On the scheduled morning we sat in my home waiting for the car to come. Babli sat quietly on a small chair and as I looked at her little determined face I suddenly realised that I was witnessing a stupendous moment: the transformation of a life. Nothing short of a miracle. Babli should not have been sitting here at all. Just a couple of years ago she was barely able to breathe, her little heart in need of serious repairs. And even after the much needed operation, she should have been at best in a government school and coming to pwhy like all little girls, in the afternoon. But that was not to be. We found her one day manning her father’s cart, and the sight of this bright child sitting on top of a cart selling tobacco was blood curdling. We set out on a damage control mission but it fell short of what we truly wanted for this child. And yet at that moment we were helpless as we had no options. Is that when I sent a prayer to the God of lesser beings? Maybe I did. I do not really know.

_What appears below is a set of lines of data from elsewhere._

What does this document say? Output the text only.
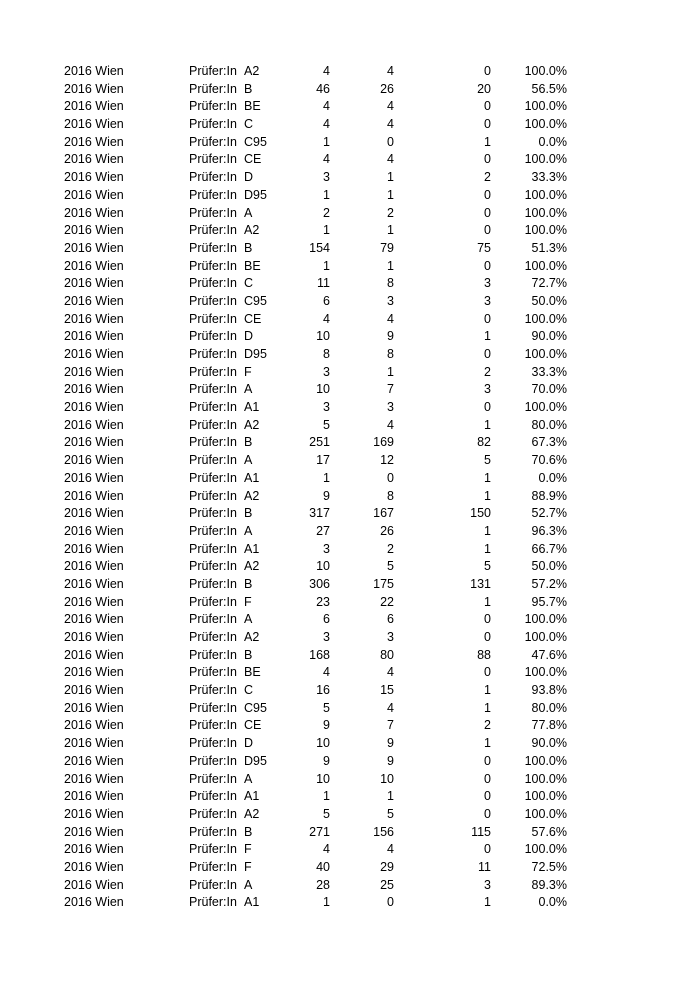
2016 Wien	Prüfer:In A2	4	4	0	100.0%
2016 Wien	Prüfer:In B	46	26	20	56.5%
2016 Wien	Prüfer:In BE	4	4	0	100.0%
2016 Wien	Prüfer:In C	4	4	0	100.0%
2016 Wien	Prüfer:In C95	1	0	1	0.0%
2016 Wien	Prüfer:In CE	4	4	0	100.0%
2016 Wien	Prüfer:In D	3	1	2	33.3%
2016 Wien	Prüfer:In D95	1	1	0	100.0%
2016 Wien	Prüfer:In A	2	2	0	100.0%
2016 Wien	Prüfer:In A2	1	1	0	100.0%
2016 Wien	Prüfer:In B	154	79	75	51.3%
2016 Wien	Prüfer:In BE	1	1	0	100.0%
2016 Wien	Prüfer:In C	11	8	3	72.7%
2016 Wien	Prüfer:In C95	6	3	3	50.0%
2016 Wien	Prüfer:In CE	4	4	0	100.0%
2016 Wien	Prüfer:In D	10	9	1	90.0%
2016 Wien	Prüfer:In D95	8	8	0	100.0%
2016 Wien	Prüfer:In F	3	1	2	33.3%
2016 Wien	Prüfer:In A	10	7	3	70.0%
2016 Wien	Prüfer:In A1	3	3	0	100.0%
2016 Wien	Prüfer:In A2	5	4	1	80.0%
2016 Wien	Prüfer:In B	251	169	82	67.3%
2016 Wien	Prüfer:In A	17	12	5	70.6%
2016 Wien	Prüfer:In A1	1	0	1	0.0%
2016 Wien	Prüfer:In A2	9	8	1	88.9%
2016 Wien	Prüfer:In B	317	167	150	52.7%
2016 Wien	Prüfer:In A	27	26	1	96.3%
2016 Wien	Prüfer:In A1	3	2	1	66.7%
2016 Wien	Prüfer:In A2	10	5	5	50.0%
2016 Wien	Prüfer:In B	306	175	131	57.2%
2016 Wien	Prüfer:In F	23	22	1	95.7%
2016 Wien	Prüfer:In A	6	6	0	100.0%
2016 Wien	Prüfer:In A2	3	3	0	100.0%
2016 Wien	Prüfer:In B	168	80	88	47.6%
2016 Wien	Prüfer:In BE	4	4	0	100.0%
2016 Wien	Prüfer:In C	16	15	1	93.8%
2016 Wien	Prüfer:In C95	5	4	1	80.0%
2016 Wien	Prüfer:In CE	9	7	2	77.8%
2016 Wien	Prüfer:In D	10	9	1	90.0%
2016 Wien	Prüfer:In D95	9	9	0	100.0%
2016 Wien	Prüfer:In A	10	10	0	100.0%
2016 Wien	Prüfer:In A1	1	1	0	100.0%
2016 Wien	Prüfer:In A2	5	5	0	100.0%
2016 Wien	Prüfer:In B	271	156	115	57.6%
2016 Wien	Prüfer:In F	4	4	0	100.0%
2016 Wien	Prüfer:In F	40	29	11	72.5%
2016 Wien	Prüfer:In A	28	25	3	89.3%
2016 Wien	Prüfer:In A1	1	0	1	0.0%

Babli went back to her municipal school, one where in her own words, teachers do not come and if they do turn up they do not teach. We continued looking for better options but nothing was forthcoming. I must confess that we felt desolate and a tad helpless at seeing this bright child waste away in front of our eyes but there was nothing we could do. We did not know that the God of lesser beings was at work, setting the stage for the miracle to come. Time went by, we were busy in our little lives and forgot about Babli. Fabulous things were happening: a potential donor had entered our lives and we were busy dreaming grand dreams. Actually we were counting our chickens before the eggs were hatched. Our dreams came tumbling down but not before another prop was set for Babli’s tomorrow. The foster care programme that was thrust upon was an indubitable reality and as we set out looking for kids, the first name that came to our minds was that of Babli. The rest is history. Babli took to her new life at our tiny centre like a fish to water and one year down the line she is ready to take a giant leap into the future. The script that had looked awry many a times was now revealed and the miracle that took 3 years in the making was now there for all to see. This was no celluloid tale or Kodak moment. This tiny slumGirl was ready to take on the world and become a millionaire in her own way. As I said earlier it was truly a phenomenal moment and I was privileged enough to witness it thanks to the pleading of a little boy.

Every step of that incredible journey from my kitchen to the little bed in a dorm was picture perfect and moving. Babli sat in dignified silence throughout the journey, only answering when talked to. She was lost in her thoughts and I would have given up my life to be privy to them but I simply kept silent. We reached school and again Babli waited patiently while we completed the formalities. By then it was 12pm and refreshment time. As we walked towards the hostel, a little hand caught hold of mine: it was Utpal. Babli was his old pal and soon they set off to stand in line to get their two bananas. Babli’s journey had begun and Utpal was there to guide her. We were already de trop!

After handing over Babli to the hostel staff, it was time to say bye bye. I mouthed the required: take care of yourself and listen to your teachers etc but it was really not needed. A simple look at Babli”s face was enough to know that this little woman of substance knew more than anything one else that she held the reins of her destiny in her own hands and she was not one to let go till she reached the end of the race.